I'm not really seeing it, sorry.

The OP asked us to imagine what an aligned, super intelligent artificial intelligence could give us in FDVR that it couldn't provide in the real world. In a world where such an entity exists, there wouldn't be any space for bad actors to operate anymore. Any attempt to interfere with other people's experiences would just be intercepted before they could ever become a threat.

Now if you want to imagine a scenario in which FDVR is somehow achieved before ASI, then sure. Cyber criminals, terrorists and bad actors could be a problem for BCIs, just like they're a problem for smartphones and PCs today. People who go to sketchy websites and download random .exes without thought put themselves at risk of viruses, but most people remain relatively safe.

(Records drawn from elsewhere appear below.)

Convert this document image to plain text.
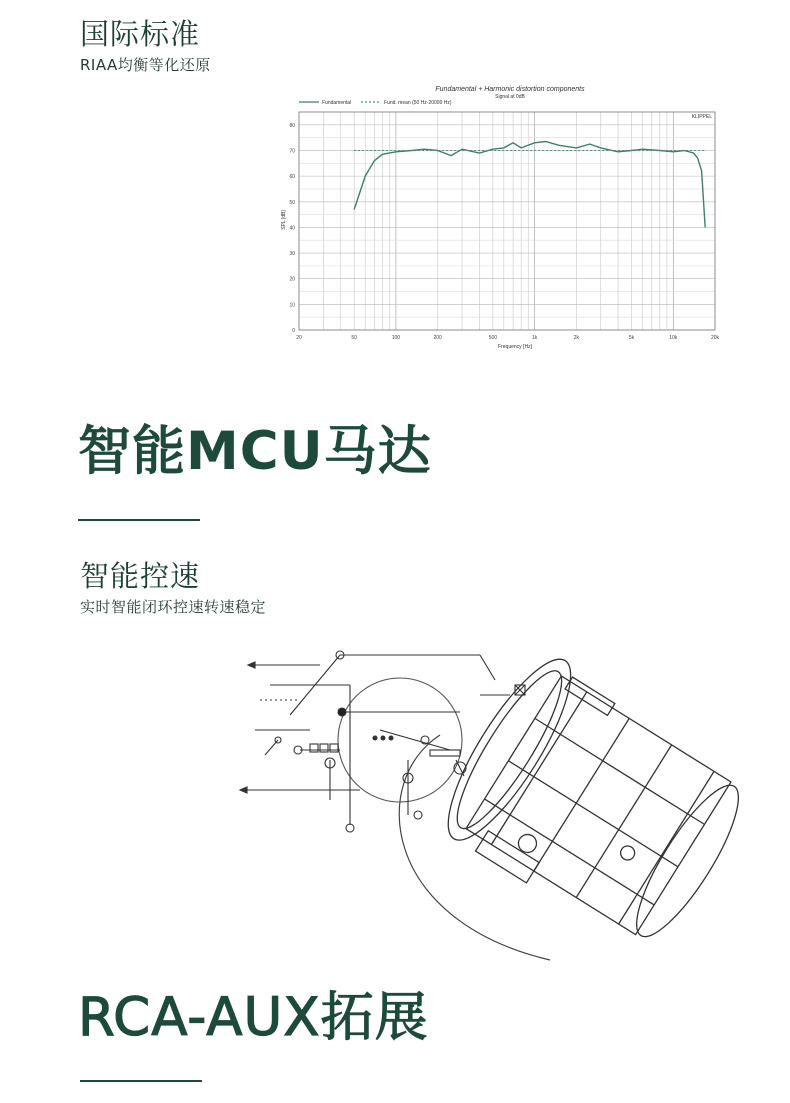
国际标准
RIAA均衡等化还原
Fundamental + Harmonic distortion components
Signal at 0dB
Fundamental	Fund. mean (50 Hz-20000 Hz)
KLIPPEL
0
10
20
30
40
50
60
70
80
20	50	100	200	500	1k	2k	5k	10k	20k
Frequency [Hz]
SPL [dB]
智能MCU马达
智能控速
实时智能闭环控速转速稳定
RCA-AUX拓展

Governments may try to pass restrictive laws, but thus far the western world has been pretty permissive towards questionable content in virtual worlds, and everybody else can just pirate the content they can't legally get. Also, I think the political class would have a motive to allow FDVR to flourish unchallenged. People happily living in their own heads would have less motivation to vote against the status quo.

The idea of people invading other people's virtual worlds for the sake of it just sounds cartoonishly evil. It's catastrophizing. People who want violence against other people will join virtual worlds that are designed for that express purpose, just like how people play competitive multiplayer games today. When they are tired of it, they will return to their own private worlds where the only real people they'll ever see are the people that they want to have access, if any.